PUBLISHING house Bloomsbury reported a drop in annual profits today but said best-sellers including Ben Macintyre’s spy story Operation Mincemeat had given a boost to trading at the start of 2010.
The firm posted profits of £7.1 million for the year to December 31, down from £11.6 million after the prior year’s revenues were boosted by the paperback version of JK Rowling’s final Harry Potter book.
As well as the success of Operation Mincemeat, Bloomsbury said it had a strong pipeline of releases for this year, including new look versions of the Harry Potter series of books, due for release in November.
Sales successes last year included the food titles by Hugh Fearnley-Whittingstall and Heston Blumenthal, as well as Kate Summerscale’s The Suspicions of Mr Whicher. The two Khaled Hosseini novels, The Kite Runner and A Thousand Splendid Suns, sold strongly all year, it added.

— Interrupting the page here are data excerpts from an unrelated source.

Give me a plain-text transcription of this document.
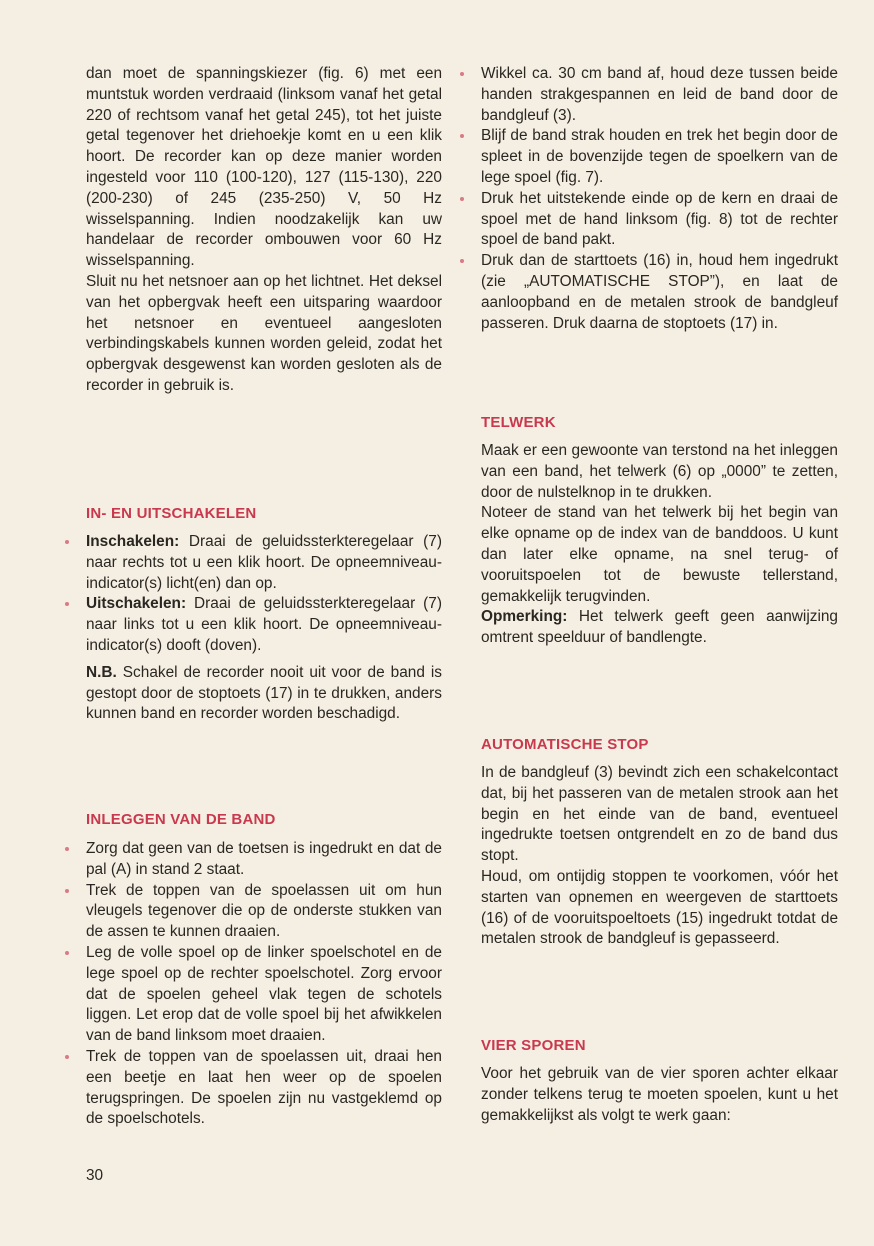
dan moet de spanningskiezer (fig. 6) met een muntstuk worden verdraaid (linksom vanaf het getal 220 of rechtsom vanaf het getal 245), tot het juiste getal tegenover het driehoekje komt en u een klik hoort. De recorder kan op deze manier worden ingesteld voor 110 (100-120), 127 (115-130), 220 (200-230) of 245 (235-250) V, 50 Hz wisselspanning. Indien noodzakelijk kan uw handelaar de recorder ombouwen voor 60 Hz wisselspanning.

Sluit nu het netsnoer aan op het lichtnet. Het deksel van het opbergvak heeft een uitsparing waardoor het netsnoer en eventueel aangesloten verbindingskabels kunnen worden geleid, zodat het opbergvak desgewenst kan worden gesloten als de recorder in gebruik is.

IN- EN UITSCHAKELEN
Inschakelen: Draai de geluidssterkteregelaar (7) naar rechts tot u een klik hoort. De opneemniveau-indicator(s) licht(en) dan op.
Uitschakelen: Draai de geluidssterkteregelaar (7) naar links tot u een klik hoort. De opneemniveau-indicator(s) dooft (doven).

N.B. Schakel de recorder nooit uit voor de band is gestopt door de stoptoets (17) in te drukken, anders kunnen band en recorder worden beschadigd.

INLEGGEN VAN DE BAND
Zorg dat geen van de toetsen is ingedrukt en dat de pal (A) in stand 2 staat.
Trek de toppen van de spoelassen uit om hun vleugels tegenover die op de onderste stukken van de assen te kunnen draaien.
Leg de volle spoel op de linker spoelschotel en de lege spoel op de rechter spoelschotel. Zorg ervoor dat de spoelen geheel vlak tegen de schotels liggen. Let erop dat de volle spoel bij het afwikkelen van de band linksom moet draaien.
Trek de toppen van de spoelassen uit, draai hen een beetje en laat hen weer op de spoelen terugspringen. De spoelen zijn nu vastgeklemd op de spoelschotels.
30
Wikkel ca. 30 cm band af, houd deze tussen beide handen strakgespannen en leid de band door de bandgleuf (3).
Blijf de band strak houden en trek het begin door de spleet in de bovenzijde tegen de spoelkern van de lege spoel (fig. 7).
Druk het uitstekende einde op de kern en draai de spoel met de hand linksom (fig. 8) tot de rechter spoel de band pakt.
Druk dan de starttoets (16) in, houd hem ingedrukt (zie „AUTOMATISCHE STOP”), en laat de aanloopband en de metalen strook de bandgleuf passeren. Druk daarna de stoptoets (17) in.
TELWERK

Maak er een gewoonte van terstond na het inleggen van een band, het telwerk (6) op „0000” te zetten, door de nulstelknop in te drukken.

Noteer de stand van het telwerk bij het begin van elke opname op de index van de banddoos. U kunt dan later elke opname, na snel terug- of vooruitspoelen tot de bewuste tellerstand, gemakkelijk terugvinden.

Opmerking: Het telwerk geeft geen aanwijzing omtrent speelduur of bandlengte.

AUTOMATISCHE STOP

In de bandgleuf (3) bevindt zich een schakelcontact dat, bij het passeren van de metalen strook aan het begin en het einde van de band, eventueel ingedrukte toetsen ontgrendelt en zo de band dus stopt.

Houd, om ontijdig stoppen te voorkomen, vóór het starten van opnemen en weergeven de starttoets (16) of de vooruitspoeltoets (15) ingedrukt totdat de metalen strook de bandgleuf is gepasseerd.

VIER SPOREN

Voor het gebruik van de vier sporen achter elkaar zonder telkens terug te moeten spoelen, kunt u het gemakkelijkst als volgt te werk gaan:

The specialist part of the business was boosted by the acquisitions of the legal and tax publisher Tottel, now renamed Bloomsbury Professional, and the Hodder Education Humanities List.
Chief executive and founder Nigel Newton said today’s results demonstrated the strength of the company’s different revenue streams.
He predicted the marketplace will remain rocky in 2010 but said he expected Bloomsbury to perform well, as shown by an "excellent" start to the year.
While the recent collapse of Borders has highlighted the long-term decline of high street booksellers, Bloomsbury said the past year had seen an increase in online book sales.
E-book revenues remain small but Bloomsbury noted a "considerable uplift" in activity following the release of Amazon Kindle.
"We are looking for opportunities to create new revenue streams from our digital files by content aggregation and innovative marketing," Mr Newton added.